他打消了全部的疑虑,自怀里摸出五十文钱来放在桌上,说道:“去吧,多买点好吃的。
有个能赚钱的闺女,还怕啥!”
刘氏将钱包了放在袖子里,挎了篮子,就出门去了。
秦老二吃饱喝足,一脚蜷在了凳子上,剔着牙得意洋洋的哼着,心里想道:男人就得找对女人,看咱这日子惬意的,一辈子都不缺钱花,不缺人伺候!

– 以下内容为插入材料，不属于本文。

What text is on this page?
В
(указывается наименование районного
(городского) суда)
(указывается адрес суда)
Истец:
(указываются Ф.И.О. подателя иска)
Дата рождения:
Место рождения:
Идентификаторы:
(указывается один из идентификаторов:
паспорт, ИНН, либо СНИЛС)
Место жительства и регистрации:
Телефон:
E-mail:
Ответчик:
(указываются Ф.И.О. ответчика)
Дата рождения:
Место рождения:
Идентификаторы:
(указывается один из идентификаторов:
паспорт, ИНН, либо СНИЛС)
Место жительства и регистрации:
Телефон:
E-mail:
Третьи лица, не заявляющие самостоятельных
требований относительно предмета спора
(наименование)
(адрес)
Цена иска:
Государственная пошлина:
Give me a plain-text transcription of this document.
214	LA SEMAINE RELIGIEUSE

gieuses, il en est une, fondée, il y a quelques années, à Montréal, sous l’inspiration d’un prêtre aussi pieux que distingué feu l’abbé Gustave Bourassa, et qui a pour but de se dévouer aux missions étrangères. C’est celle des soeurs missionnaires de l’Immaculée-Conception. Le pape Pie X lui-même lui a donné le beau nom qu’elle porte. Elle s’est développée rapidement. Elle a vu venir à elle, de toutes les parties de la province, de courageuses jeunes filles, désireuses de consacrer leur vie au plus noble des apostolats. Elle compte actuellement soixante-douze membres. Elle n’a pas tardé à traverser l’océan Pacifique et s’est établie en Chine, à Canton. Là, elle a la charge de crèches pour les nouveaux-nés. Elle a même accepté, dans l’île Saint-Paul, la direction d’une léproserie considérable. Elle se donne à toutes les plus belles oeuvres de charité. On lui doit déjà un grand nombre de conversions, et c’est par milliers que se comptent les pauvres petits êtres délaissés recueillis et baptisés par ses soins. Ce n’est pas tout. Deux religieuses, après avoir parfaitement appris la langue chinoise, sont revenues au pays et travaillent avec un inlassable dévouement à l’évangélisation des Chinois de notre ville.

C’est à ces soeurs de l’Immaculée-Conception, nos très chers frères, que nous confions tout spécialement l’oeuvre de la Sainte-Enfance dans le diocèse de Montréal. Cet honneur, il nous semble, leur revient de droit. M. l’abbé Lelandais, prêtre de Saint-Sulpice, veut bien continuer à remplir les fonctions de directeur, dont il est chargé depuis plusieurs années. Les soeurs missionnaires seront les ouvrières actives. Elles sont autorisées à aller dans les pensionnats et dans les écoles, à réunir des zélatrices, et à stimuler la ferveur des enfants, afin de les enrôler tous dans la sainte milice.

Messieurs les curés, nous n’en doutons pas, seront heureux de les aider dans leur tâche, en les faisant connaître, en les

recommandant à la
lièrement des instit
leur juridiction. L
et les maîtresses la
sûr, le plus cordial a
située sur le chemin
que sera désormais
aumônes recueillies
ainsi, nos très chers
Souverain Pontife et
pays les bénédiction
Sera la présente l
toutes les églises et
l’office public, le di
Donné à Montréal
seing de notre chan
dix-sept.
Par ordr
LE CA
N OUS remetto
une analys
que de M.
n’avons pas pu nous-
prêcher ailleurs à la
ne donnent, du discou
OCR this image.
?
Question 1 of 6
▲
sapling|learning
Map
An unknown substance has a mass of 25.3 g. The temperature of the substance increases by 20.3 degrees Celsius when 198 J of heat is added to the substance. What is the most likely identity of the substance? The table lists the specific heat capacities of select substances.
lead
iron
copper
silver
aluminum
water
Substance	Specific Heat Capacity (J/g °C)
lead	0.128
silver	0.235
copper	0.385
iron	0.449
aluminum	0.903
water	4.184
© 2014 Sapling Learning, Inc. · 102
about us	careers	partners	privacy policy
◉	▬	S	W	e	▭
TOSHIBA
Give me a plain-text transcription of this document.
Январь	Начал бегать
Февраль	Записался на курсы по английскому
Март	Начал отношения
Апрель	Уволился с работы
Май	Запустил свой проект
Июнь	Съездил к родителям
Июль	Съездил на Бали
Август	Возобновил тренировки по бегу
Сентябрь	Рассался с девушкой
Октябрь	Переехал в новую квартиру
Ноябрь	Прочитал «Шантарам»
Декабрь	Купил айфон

秦春娇一给就是半两银子,这钱来的也忒容易了,他琢磨着不成今儿再去一趟下河村。
上次他说了他们夫妻现在住在土塘村,就是等着秦春娇自己送钱上门。
那小丫头心也够狠的,连着几天了也不见露面。
她不来,那他去就是了。
横竖她在意她娘,总会给钱。
秦老二想着,索性立刻就动了身,披上衣服出了门。
刘氏里了家门,换上了一副冰冷淡漠的脸孔,搭了过村的牛车往宋家集子而去。
宋家集子离土塘村也不远,搭车子不过半个时辰。
秦老二有钱时,常来这里吃酒赌钱,因而那次秦春娇跟着易峋去木工铺子才会撞见他在赌坊门外丢丑。
到了集子上,刘氏先到一家名叫王记酒坊的店里打酒。
那酒坊的伙计对她倒也熟了,一见面就寒暄道:“秦家婶子,今儿还是打黄酒还是打烧刀子?”
刘氏说道:“烦你给打半斤烧刀子。”
那伙计应了一声,恰巧柜台上烧刀子卖完了,便到后头去称。
刘氏站在门口等,就听见堂上一人问道:“二牛,你别扯淡,你跟那小妮子到底成了没?!
在这里天天编些没影儿的事儿来骗我们的酒吃,我咋听说那妞儿的汉子是个厉害人,你这条腿该不会就是被人砸瘸的吧?!”